A Cost‐Effective and Scalable Chemical Vapor Deposition Method for Lead‐Free Cs 3 Cu 2 Cl 5 Scintillators with Enhanced Radioluminescence Suitable for High‐Performance X‐Ray Imaging

Abstract The increasing demand for radiation detection in applications like medical diagnostics and security inspection drives scintillator research. Traditional scintillators are limited by toxicity, crystallization challenges, and high production costs. A one‐step chemical vapor deposition (CVD) method is developed to produce high‐purity, large‐area, and uniform Cs 3 Cu 2 Cl 5 microcrystalline film.
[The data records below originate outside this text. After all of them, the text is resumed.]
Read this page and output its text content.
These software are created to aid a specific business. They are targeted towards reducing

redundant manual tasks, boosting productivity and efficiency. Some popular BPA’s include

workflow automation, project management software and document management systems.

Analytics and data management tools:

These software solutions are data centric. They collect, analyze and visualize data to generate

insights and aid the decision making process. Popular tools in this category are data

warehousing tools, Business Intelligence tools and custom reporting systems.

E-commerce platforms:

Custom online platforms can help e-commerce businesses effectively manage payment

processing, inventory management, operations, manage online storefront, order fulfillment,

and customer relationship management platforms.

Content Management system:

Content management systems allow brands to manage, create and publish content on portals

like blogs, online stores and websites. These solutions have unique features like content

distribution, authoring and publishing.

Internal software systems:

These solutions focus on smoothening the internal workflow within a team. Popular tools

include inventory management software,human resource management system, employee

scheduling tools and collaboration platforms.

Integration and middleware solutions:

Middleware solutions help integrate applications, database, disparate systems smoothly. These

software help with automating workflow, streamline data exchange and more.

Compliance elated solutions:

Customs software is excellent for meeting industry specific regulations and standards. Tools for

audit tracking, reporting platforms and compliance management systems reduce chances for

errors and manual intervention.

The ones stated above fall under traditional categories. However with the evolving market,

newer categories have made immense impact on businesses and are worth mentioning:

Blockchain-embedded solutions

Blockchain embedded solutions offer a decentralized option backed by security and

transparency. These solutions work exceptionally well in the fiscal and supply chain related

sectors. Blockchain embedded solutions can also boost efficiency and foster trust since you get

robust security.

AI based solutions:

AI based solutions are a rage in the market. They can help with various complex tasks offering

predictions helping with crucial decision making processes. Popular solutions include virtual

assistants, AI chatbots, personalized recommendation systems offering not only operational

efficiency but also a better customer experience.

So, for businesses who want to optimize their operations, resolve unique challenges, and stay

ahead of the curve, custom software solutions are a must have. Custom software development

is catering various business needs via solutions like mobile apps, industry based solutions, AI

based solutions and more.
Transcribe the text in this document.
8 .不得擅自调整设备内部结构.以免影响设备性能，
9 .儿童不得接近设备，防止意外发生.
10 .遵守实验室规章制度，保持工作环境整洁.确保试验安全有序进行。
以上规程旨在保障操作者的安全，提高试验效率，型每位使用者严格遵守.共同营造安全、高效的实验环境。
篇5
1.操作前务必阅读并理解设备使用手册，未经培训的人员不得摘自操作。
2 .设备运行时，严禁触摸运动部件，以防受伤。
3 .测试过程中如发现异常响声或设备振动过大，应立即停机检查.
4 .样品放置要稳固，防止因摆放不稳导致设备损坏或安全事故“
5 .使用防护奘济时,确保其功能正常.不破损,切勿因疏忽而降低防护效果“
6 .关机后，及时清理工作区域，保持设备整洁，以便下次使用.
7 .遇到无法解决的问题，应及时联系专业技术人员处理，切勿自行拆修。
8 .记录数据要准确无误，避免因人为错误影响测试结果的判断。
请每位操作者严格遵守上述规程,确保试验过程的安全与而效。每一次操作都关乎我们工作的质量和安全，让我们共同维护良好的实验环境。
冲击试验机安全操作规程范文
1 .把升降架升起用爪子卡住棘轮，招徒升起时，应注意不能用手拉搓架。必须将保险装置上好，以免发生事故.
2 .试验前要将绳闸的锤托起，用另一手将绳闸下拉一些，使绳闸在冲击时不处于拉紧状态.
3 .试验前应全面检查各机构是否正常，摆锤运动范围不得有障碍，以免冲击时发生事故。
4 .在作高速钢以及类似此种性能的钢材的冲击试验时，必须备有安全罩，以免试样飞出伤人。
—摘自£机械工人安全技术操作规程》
This material utilizes a unique self‐trapped exciton (STE) emission mechanism, resulting in significant Stokes shift of 241 nm and a high photoluminescence quantum yield (PLQY). It offers new opportunities for converting X‐ray and high‐energy radiation. It shows a linear RL intensity increase with dose rates (25–188 µGy s −1 ), excellent dose‐response linearity, and high absorption coefficients comparable to commercial scintillators. This X‐ray imaging system allows for high‐resolution visualization of internal chip structures even at low doses. This work establishes a controllable synthesis method for large‐area scintillator films and highlights the potential of Cs 3 Cu 2 Cl 5 microcrystalline film as a next‐generation scintillators materials.